In het kader van de Landelijke Monitor Ambulantisering en Hervorming Langdurige GGZ (LMA) 2019 deed het Trimbos-instituut onderzoek naar de ervaringen van cliënten en hulpverleners met (de)stigmatisering in de ggz, inclusief verslavingszorg. In 2019 werden twee digitale enquêtes uitgevoerd bij leden van het panel Psychisch Gezien en onder hulpverleners. De resultaten werden onlangs gepubliceerd in het Tijdschrift voor Psychiatrie (https://www.tijdschriftvoorpsychiatrie.nl/media/6/2022-08_erp_oa.pdf). Hoewel er geen ‘one-size-fits-all’-oplossing is, benadrukken cliënten en hulpverleners het belang van normalisering van psychische problemen om stigmatisering te verminderen.

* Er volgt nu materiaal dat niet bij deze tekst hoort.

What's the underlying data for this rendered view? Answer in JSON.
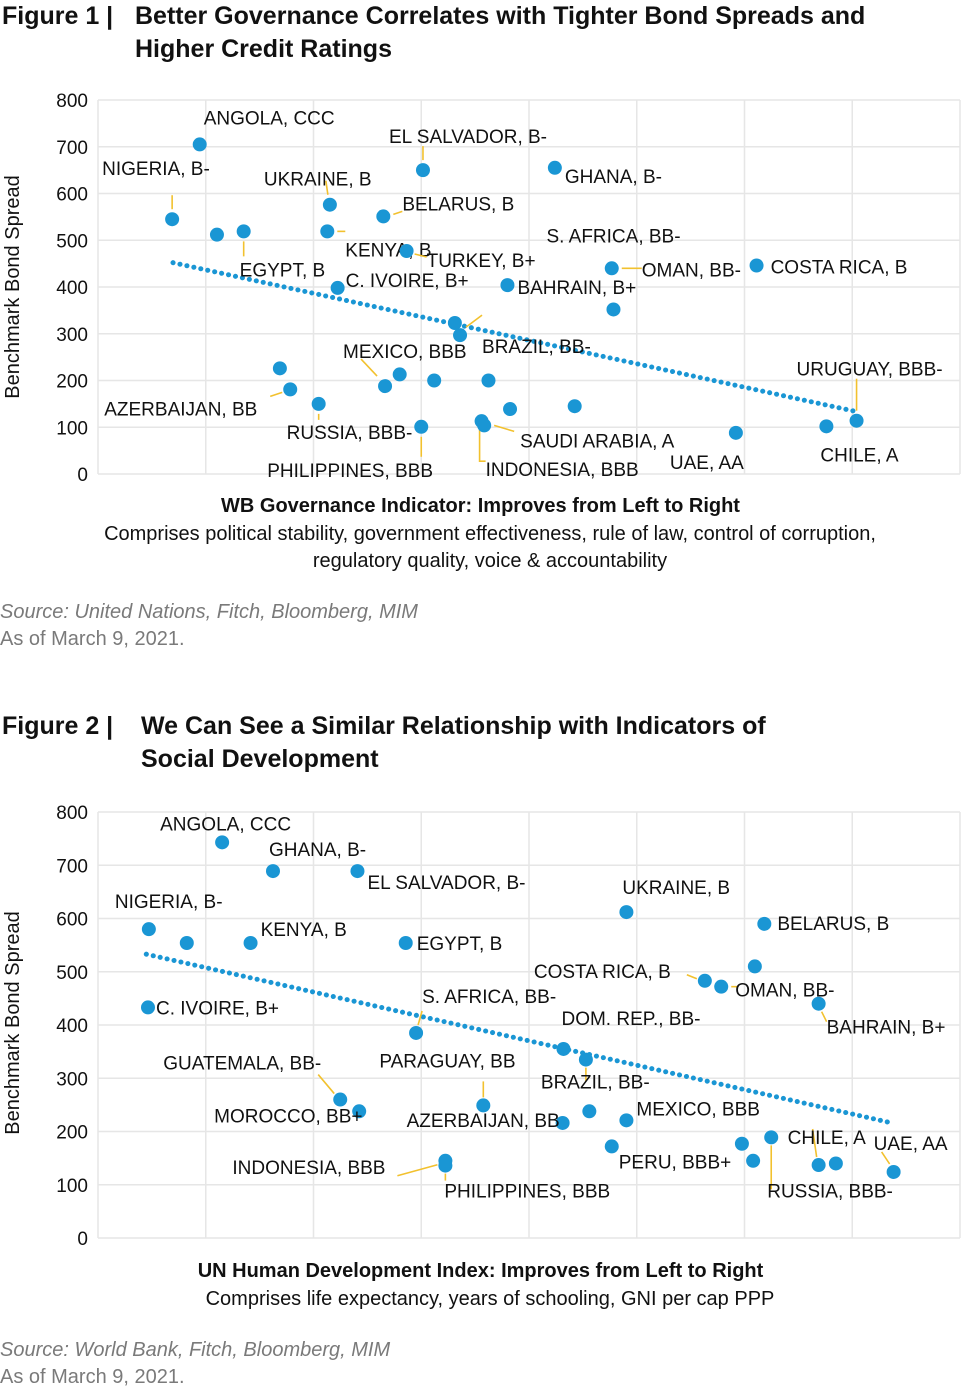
{
  "colors": {
    "point": "#1a96d4",
    "trend": "#1a96d4",
    "leader": "#f2c12e",
    "grid": "#e6e6e6",
    "source_text": "#7a7a7a"
  },
  "figure1": {
    "number": "Figure 1  |",
    "title_line1": "Better Governance Correlates with Tighter Bond Spreads and",
    "title_line2": "Higher Credit Ratings",
    "xlabel": "WB Governance Indicator: Improves from Left to Right",
    "xlabel_sub": "Comprises political stability, government effectiveness, rule of law, control of corruption, regulatory quality, voice & accountability",
    "source": "Source: United Nations, Fitch, Bloomberg, MIM",
    "as_of": "As of March 9, 2021."
  },
  "figure2": {
    "number": "Figure 2  |",
    "title_line1": "We Can See a Similar Relationship with Indicators of",
    "title_line2": "Social Development",
    "xlabel": "UN Human Development Index: Improves from Left to Right",
    "xlabel_sub": "Comprises life expectancy, years of schooling, GNI per cap PPP",
    "source": "Source: World Bank, Fitch, Bloomberg, MIM",
    "as_of": "As of March 9, 2021."
  },
  "chart_data": [
    {
      "type": "scatter",
      "title": "Better Governance Correlates with Tighter Bond Spreads and Higher Credit Ratings",
      "xlabel": "WB Governance Indicator: Improves from Left to Right",
      "ylabel": "Benchmark Bond Spread",
      "xlim": [
        0,
        100
      ],
      "ylim": [
        0,
        800
      ],
      "yticks": [
        0,
        100,
        200,
        300,
        400,
        500,
        600,
        700,
        800
      ],
      "xticks_labeled": false,
      "grid": true,
      "trendline": {
        "style": "dotted",
        "from": [
          8.7,
          452
        ],
        "to": [
          87.6,
          135
        ]
      },
      "points": [
        {
          "x": 8.6,
          "y": 545,
          "label": "NIGERIA, B-"
        },
        {
          "x": 11.8,
          "y": 705,
          "label": "ANGOLA, CCC"
        },
        {
          "x": 13.8,
          "y": 512
        },
        {
          "x": 16.9,
          "y": 519,
          "label": "EGYPT, B"
        },
        {
          "x": 21.1,
          "y": 226
        },
        {
          "x": 22.3,
          "y": 181,
          "label": "AZERBAIJAN, BB"
        },
        {
          "x": 25.6,
          "y": 150,
          "label": "RUSSIA, BBB-"
        },
        {
          "x": 26.6,
          "y": 519,
          "label": "KENYA, B"
        },
        {
          "x": 26.9,
          "y": 576,
          "label": "UKRAINE, B"
        },
        {
          "x": 27.8,
          "y": 398,
          "label": "C. IVOIRE, B+"
        },
        {
          "x": 33.3,
          "y": 188,
          "label": "MEXICO, BBB"
        },
        {
          "x": 33.1,
          "y": 551,
          "label": "BELARUS, B"
        },
        {
          "x": 35.0,
          "y": 213
        },
        {
          "x": 35.8,
          "y": 477,
          "label": "TURKEY, B+"
        },
        {
          "x": 37.5,
          "y": 101,
          "label": "PHILIPPINES, BBB"
        },
        {
          "x": 37.7,
          "y": 650,
          "label": "EL SALVADOR, B-"
        },
        {
          "x": 39.0,
          "y": 200
        },
        {
          "x": 41.4,
          "y": 323
        },
        {
          "x": 42.0,
          "y": 297,
          "label": "BRAZIL, BB-"
        },
        {
          "x": 44.5,
          "y": 113,
          "label": "INDONESIA, BBB"
        },
        {
          "x": 44.8,
          "y": 104,
          "label": "SAUDI ARABIA, A"
        },
        {
          "x": 45.3,
          "y": 200
        },
        {
          "x": 47.5,
          "y": 404,
          "label": "BAHRAIN, B+"
        },
        {
          "x": 47.8,
          "y": 139
        },
        {
          "x": 53.0,
          "y": 655,
          "label": "GHANA, B-"
        },
        {
          "x": 55.3,
          "y": 145
        },
        {
          "x": 59.6,
          "y": 440,
          "label": "OMAN, BB-"
        },
        {
          "x": 59.8,
          "y": 352,
          "label": "S. AFRICA, BB-"
        },
        {
          "x": 74.0,
          "y": 88,
          "label": "UAE, AA"
        },
        {
          "x": 76.4,
          "y": 446,
          "label": "COSTA RICA, B"
        },
        {
          "x": 84.5,
          "y": 102,
          "label": "CHILE, A"
        },
        {
          "x": 88.0,
          "y": 114,
          "label": "URUGUAY, BBB-"
        }
      ]
    },
    {
      "type": "scatter",
      "title": "We Can See a Similar Relationship with Indicators of Social Development",
      "xlabel": "UN Human Development Index: Improves from Left to Right",
      "ylabel": "Benchmark Bond Spread",
      "xlim": [
        0,
        100
      ],
      "ylim": [
        0,
        800
      ],
      "yticks": [
        0,
        100,
        200,
        300,
        400,
        500,
        600,
        700,
        800
      ],
      "xticks_labeled": false,
      "grid": true,
      "trendline": {
        "style": "dotted",
        "from": [
          5.6,
          533
        ],
        "to": [
          92.1,
          216
        ]
      },
      "points": [
        {
          "x": 5.8,
          "y": 433,
          "label": "C. IVOIRE, B+"
        },
        {
          "x": 5.9,
          "y": 580,
          "label": "NIGERIA, B-"
        },
        {
          "x": 10.3,
          "y": 554
        },
        {
          "x": 14.4,
          "y": 743,
          "label": "ANGOLA, CCC"
        },
        {
          "x": 17.7,
          "y": 554,
          "label": "KENYA, B"
        },
        {
          "x": 20.3,
          "y": 689,
          "label": "GHANA, B-"
        },
        {
          "x": 28.1,
          "y": 260,
          "label": "GUATEMALA, BB-"
        },
        {
          "x": 30.3,
          "y": 238,
          "label": "MOROCCO, BB+"
        },
        {
          "x": 30.1,
          "y": 689,
          "label": "EL SALVADOR, B-"
        },
        {
          "x": 35.7,
          "y": 554,
          "label": "EGYPT, B"
        },
        {
          "x": 36.9,
          "y": 385,
          "label": "S. AFRICA, BB-"
        },
        {
          "x": 40.3,
          "y": 145,
          "label": "INDONESIA, BBB"
        },
        {
          "x": 40.3,
          "y": 136,
          "label": "PHILIPPINES, BBB"
        },
        {
          "x": 44.7,
          "y": 249,
          "label": "PARAGUAY, BB"
        },
        {
          "x": 53.9,
          "y": 216,
          "label": "AZERBAIJAN, BB"
        },
        {
          "x": 54.0,
          "y": 355,
          "label": "DOM. REP., BB-"
        },
        {
          "x": 56.6,
          "y": 335,
          "label": "BRAZIL, BB-"
        },
        {
          "x": 57.0,
          "y": 238
        },
        {
          "x": 59.6,
          "y": 172,
          "label": "PERU, BBB+"
        },
        {
          "x": 61.3,
          "y": 221,
          "label": "MEXICO, BBB"
        },
        {
          "x": 61.3,
          "y": 612,
          "label": "UKRAINE, B"
        },
        {
          "x": 70.4,
          "y": 483,
          "label": "COSTA RICA, B"
        },
        {
          "x": 72.3,
          "y": 472,
          "label": "OMAN, BB-"
        },
        {
          "x": 74.7,
          "y": 177
        },
        {
          "x": 76.0,
          "y": 145
        },
        {
          "x": 76.2,
          "y": 510
        },
        {
          "x": 77.3,
          "y": 590,
          "label": "BELARUS, B"
        },
        {
          "x": 78.1,
          "y": 189,
          "label": "RUSSIA, BBB-"
        },
        {
          "x": 83.6,
          "y": 440,
          "label": "BAHRAIN, B+"
        },
        {
          "x": 83.6,
          "y": 137,
          "label": "CHILE, A"
        },
        {
          "x": 85.6,
          "y": 140
        },
        {
          "x": 92.3,
          "y": 124,
          "label": "UAE, AA"
        }
      ]
    }
  ]
}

Digitale enquêtes onder leden van het Panel Psychisch Gezien en onder hulpverleners
Één peiling werd in september 2019 gehouden onder 1123 leden van het panel Psychisch Gezien. Het panel bestaat uit een representatieve groep mensen met aanhoudende en ernstige psychische problematiek in Nederland. Aan het panel nemen zowel mensen deel die cliënt zijn van een ggz-instelling als mensen die niet bij de ggz in zorg zijn. De deelnemers aan het panel zijn minimaal 18 jaar oud. Van de 1123 panelleden vulden 628 de vragenlijst in (56% respons).
De andere enquête werd in september 2019 via een open procedure uitgezet onder hulpverleners in verschillende settingen van ggz en verslavingszorg (ambulant, klinisch, beschermd wonen en vrijgevestigden). Voor de verspreiding werd gebruik gebruik gemaakt van de volgende kanalen: Trimbos-instituut, Verslavingskunde Nederland, Kennisconsortium Destigmatisering, FACT Nederland, Kenniscentrum Phrenos, Samen Sterk zonder Stigma en beroepsverenigingen. In totaal vulden 471 hulpverleners de enquête in.
Ervaringen
73% van de panelleden meldde dat zij de afgelopen twee jaar te maken hadden gehad met stigmatisering. De meest voorkomende vormen waren zelfstigma (35%) en stigmatisering door familie en naasten (29%), gevolgd door stigmatisering door vrienden en kennissen (18%) en in de leefomgeving (17%).
13% van de panelleden gaf aan dat stigmatisering door ggz-hulpverleners tot de drie belangrijkste vormen van stigmatisering behoorde waarmee zij de afgelopen twee jaar te maken hadden gehad.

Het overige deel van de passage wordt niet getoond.